Kathiresan Sekar, Willer Cristen J, Peloso Gina M, Demissie Serkalem, Musunuru Kiran, Schadt Eric E, Kaplan Lee, Bennett Derrick, Li Yun, Tanaka Toshiko, Voight Benjamin F, Bonnycastle Lori L, Jackson Anne U, Crawford Gabriel, Surti Aarti, Guiducci Candace, Burtt Noel P, Parish Sarah, Clarke Robert, Zelenika Diana, Kubalanza Kari A, Morken Mario A, Scott Laura J, Stringham Heather M, Galan Pilar, Swift Amy J, Kuusisto Johanna, Bergman Richard N, Sundvall Jouko, Laakso Markku, Ferrucci Luigi, Scheet Paul, Sanna Serena, Uda Manuela, Yang Qiong, Lunetta Kathryn L, Dupuis Josée, de Bakker Paul I W, O'Donnell Christopher J, Chambers John C, Kooner Jaspal S, Hercberg Serge, Meneton Pierre, Lakatta Edward G, Scuteri Angelo, Schlessinger David, Tuomilehto Jaakko, Collins Francis S, Groop Leif, Altshuler David, Collins Rory, Lathrop G Mark, Melander Olle, Salomaa Veikko, Peltonen Leena, Orho-Melander Marju, Ordovas Jose M, Boehnke Michael, Abecasis Gonçalo R, Mohlke Karen L, Cupples L Adrienne
Cardiovascular Research Center and Cardiology Division, Massachusetts General Hospital, Boston, Massachusetts 02114, USA.

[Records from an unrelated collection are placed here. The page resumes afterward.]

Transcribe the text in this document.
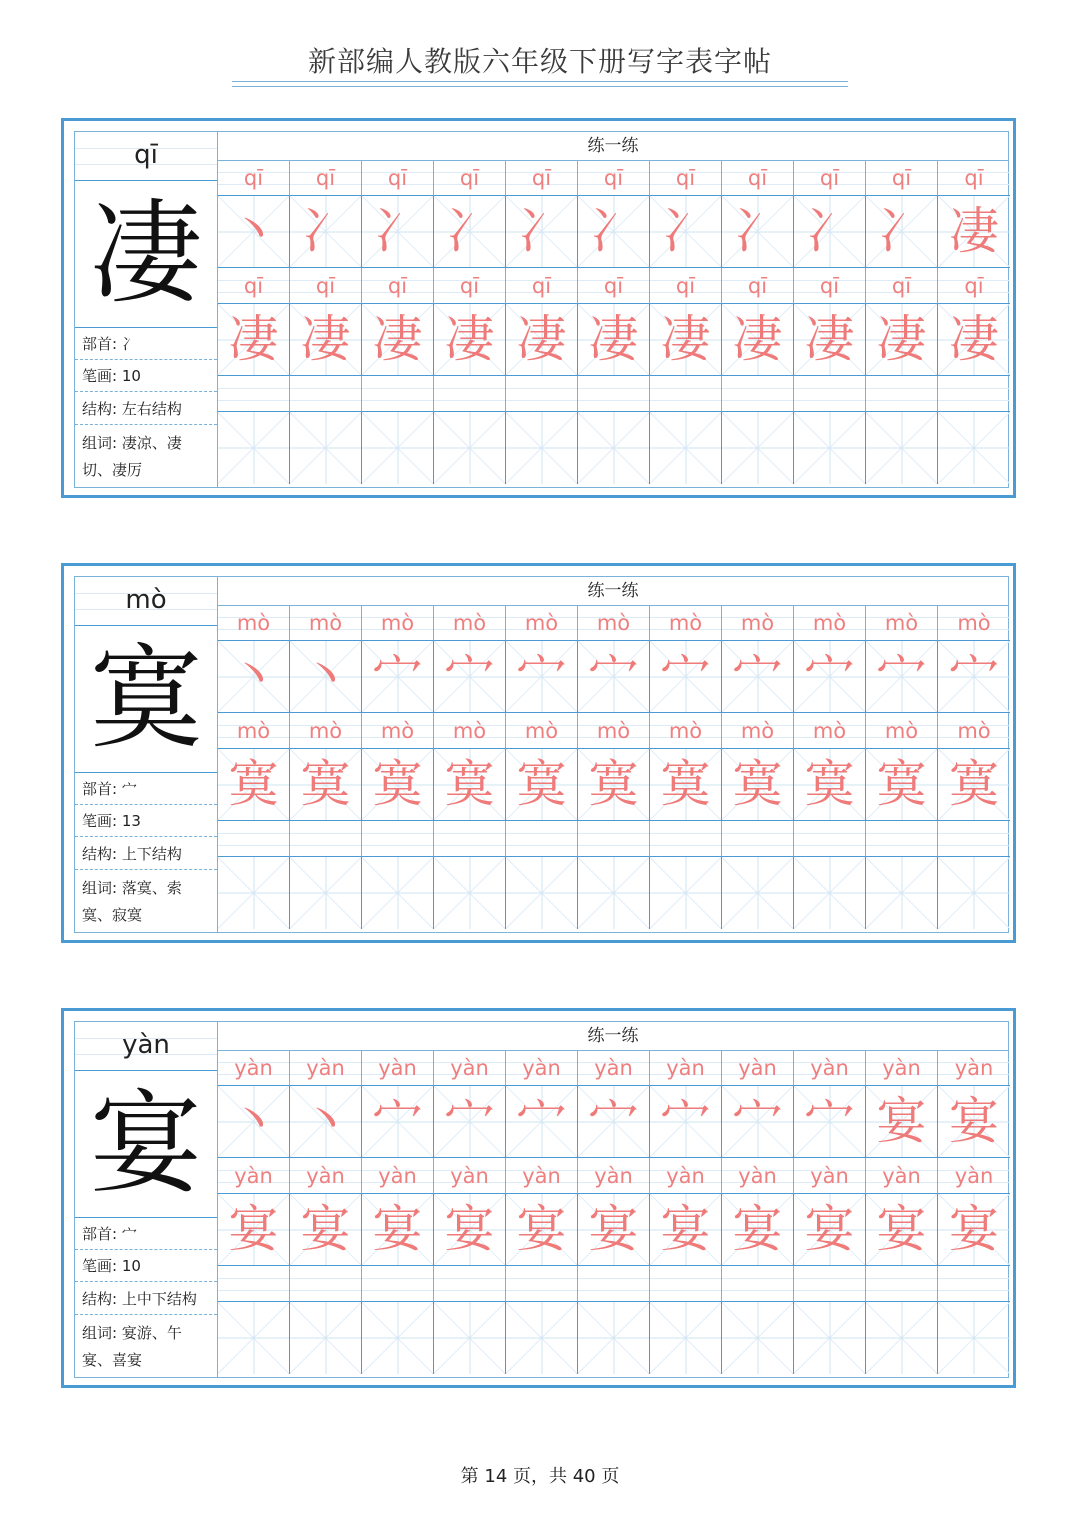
新部编人教版六年级下册写字表字帖
qī
凄
部首: 冫
笔画: 10
结构: 左右结构
组词: 凄凉、凄切、凄厉
练一练
qī	qī	qī	qī	qī	qī	qī	qī	qī	qī	qī
丶 冫 冫 冫 冫 冫 冫 冫 冫 冫 凄
qī	qī	qī	qī	qī	qī	qī	qī	qī	qī	qī
凄 凄 凄 凄 凄 凄 凄 凄 凄 凄 凄
mò
寞
部首: 宀
笔画: 13
结构: 上下结构
组词: 落寞、索寞、寂寞
练一练
mò	mò	mò	mò	mò	mò	mò	mò	mò	mò	mò
丶 丶 宀 宀 宀 宀 宀 宀 宀 宀 宀
mò	mò	mò	mò	mò	mò	mò	mò	mò	mò	mò
寞 寞 寞 寞 寞 寞 寞 寞 寞 寞 寞
yàn
宴
部首: 宀
笔画: 10
结构: 上中下结构
组词: 宴游、午宴、喜宴
练一练
yàn	yàn	yàn	yàn	yàn	yàn	yàn	yàn	yàn	yàn	yàn
丶 丶 宀 宀 宀 宀 宀 宀 宀 宴 宴
yàn	yàn	yàn	yàn	yàn	yàn	yàn	yàn	yàn	yàn	yàn
宴 宴 宴 宴 宴 宴 宴 宴 宴 宴 宴
第 14 页，共 40 页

Nat Genet. 2009 Jan;41(1):56-65. doi: 10.1038/ng.291. Epub 2008 Dec 7.
Blood low-density lipoprotein (LDL) cholesterol, high-density lipoprotein (HDL) cholesterol and triglyceride levels are risk factors for cardiovascular disease. To dissect the polygenic basis of these traits, we conducted genome-wide association screens in 19,840 individuals and replication in up to 20,623 individuals. We identified 30 distinct loci associated with lipoprotein concentrations (each with P < 5 x 10(-8)), including 11 loci that reached genome-wide significance for the first time. The 11 newly defined loci include common variants associated with LDL cholesterol near ABCG8, MAFB, HNF1A and TIMD4; with HDL cholesterol near ANGPTL4, FADS1-FADS2-FADS3, HNF4A, LCAT, PLTP and TTC39B; and with triglycerides near AMAC1L2, FADS1-FADS2-FADS3 and PLTP. The proportion of individuals exceeding clinical cut points for high LDL cholesterol, low HDL cholesterol and high triglycerides varied according to an allelic dosage score (P < 10(-15) for each trend). These results suggest that the cumulative effect of multiple common variants contributes to polygenic dyslipidemia.
血液低密度脂蛋白(LDL)胆固醇、高密度脂蛋白(HDL)胆固醇和甘油三酯水平是心血管疾病的危险因素。为剖析这些性状的多基因基础,我们对19840名个体进行了全基因组关联筛查,并在多达20623名个体中进行了重复验证。我们鉴定出30个与脂蛋白浓度相关的不同位点(每个位点P < 5 × 10⁻⁸),其中11个位点首次达到全基因组显著性水平。这11个新定义的位点包括与ABCG8、MAFB、HNF1A和TIMD4附近的LDL胆固醇相关的常见变异;与ANGPTL4、FADS1 - FADS2 - FADS3、HNF4A、LCAT、PLTP和TTC39B附近的HDL胆固醇相关的常见变异;以及与AMAC1L2、FADS1 - FADS2 - FADS3和PLTP附近的甘油三酯相关的常见变异。超过高LDL胆固醇、低HDL胆固醇和高甘油三酯临床切点的个体比例根据等位基因剂量评分而有所不同(每种趋势的P < 10⁻¹⁵)。这些结果表明,多个常见变异的累积效应导致了多基因性血脂异常。